= Alekos Kontovounisios =

Greek basketball player and coach

Alekos Kontovounisios (Greek: Αλέκος Κοντοβουνήσιος; 3 November 1937 – 14 July 2025) was a Greek basketball guard-forward and later coach whose ball-handling virtuosity earned him the nickname "o Zogklér" ("the Juggler").

==Early life and education==
Kontovounisios was born in central Athens to a father from Kyparissia in the Peloponnese and a mother from the Aegean island of Samos. He attended the 13th Boys' Gymnasium of Gouva before graduating from the Palaio Faliro High School in 1956.

In November 1952, aged fifteen, he was spotted on a makeshift court near the Panathenaic Stadium by mathematics teacher and talent-scout Notis Mastroyiannis, who immediately registered him with A.E. Pagkratiou.

==Playing career==
Pagkrati (1952–1961) provided his launch-pad, but his prime came with ambitious Triton (1961–1967), where under coach Mplouïs Diakakis he became the A Ethniki’s fifth-leading scorer in 1965–66 with 421 points in 18 games. Returning to Pagkrati (1967–1974), he closed his club career and made a late cameo for Palaio Faliro in 1982.

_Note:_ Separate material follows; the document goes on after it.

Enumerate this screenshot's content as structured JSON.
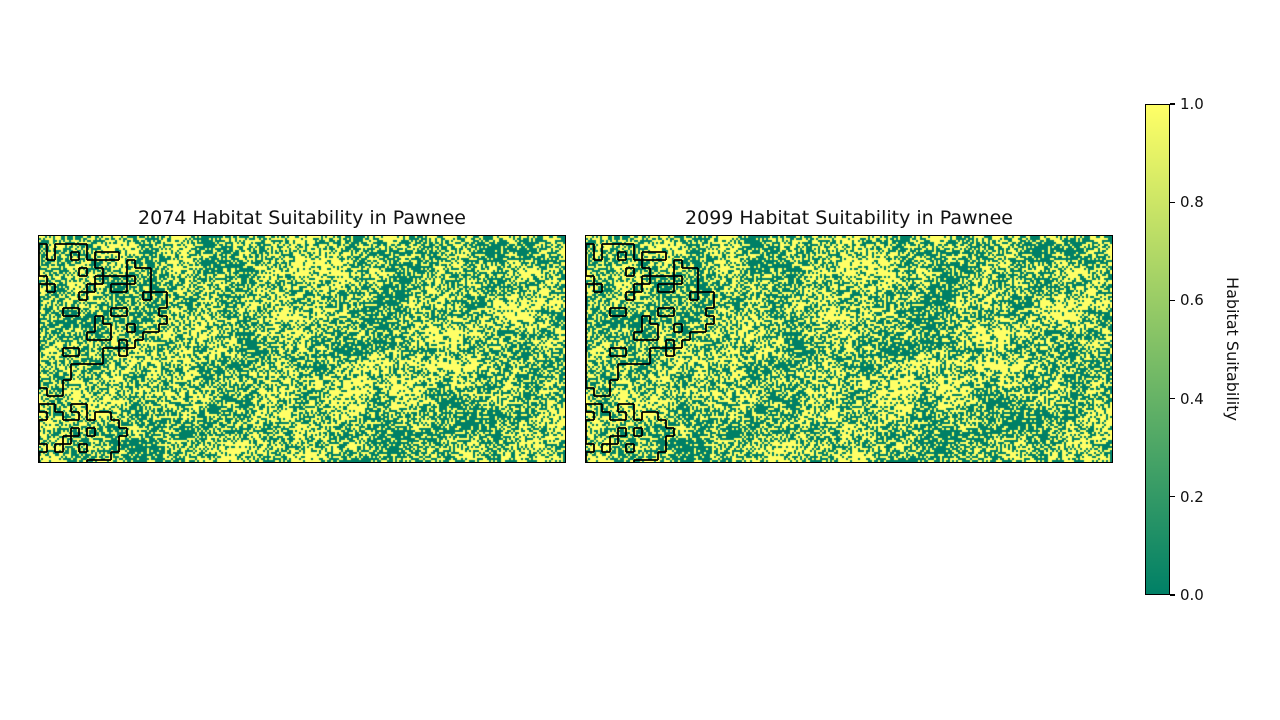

Internationally, Kontovounisios debuted for Greece in 1959, wore the captain's armband for much of the 1960s and finished with 67 caps and 188 points. He took part in the 1960 pre-Olympic tournament at Bologna and the EuroBasket events of 1961 (Belgrade) and 1965 (Moscow), while also helping the side to fourth place at the 1963 Balkan Games in the Panathenaic Stadium. He doubled as a setter for the national volleyball team, appearing in friendlies against Romania (1957) and on tour in Egypt (1959).

==Coaching==
Soon after retiring in 1974, he moved into coaching, guiding youth and senior squads of Pagkrati and Aigaleo while attending clinics led by Hubie Brown, Bobby Knight and Pat Riley. Away from basketball he worked for the Lanaras textile group (1963-66) and then the Public Power Corporation (ΔΕΗ) until his 1992 retirement.

==Personal life==
Kontovounisios married British teacher Susie Green and in the late 1990s the couple settled in England, though he frequently returned to Athens for veterans' events.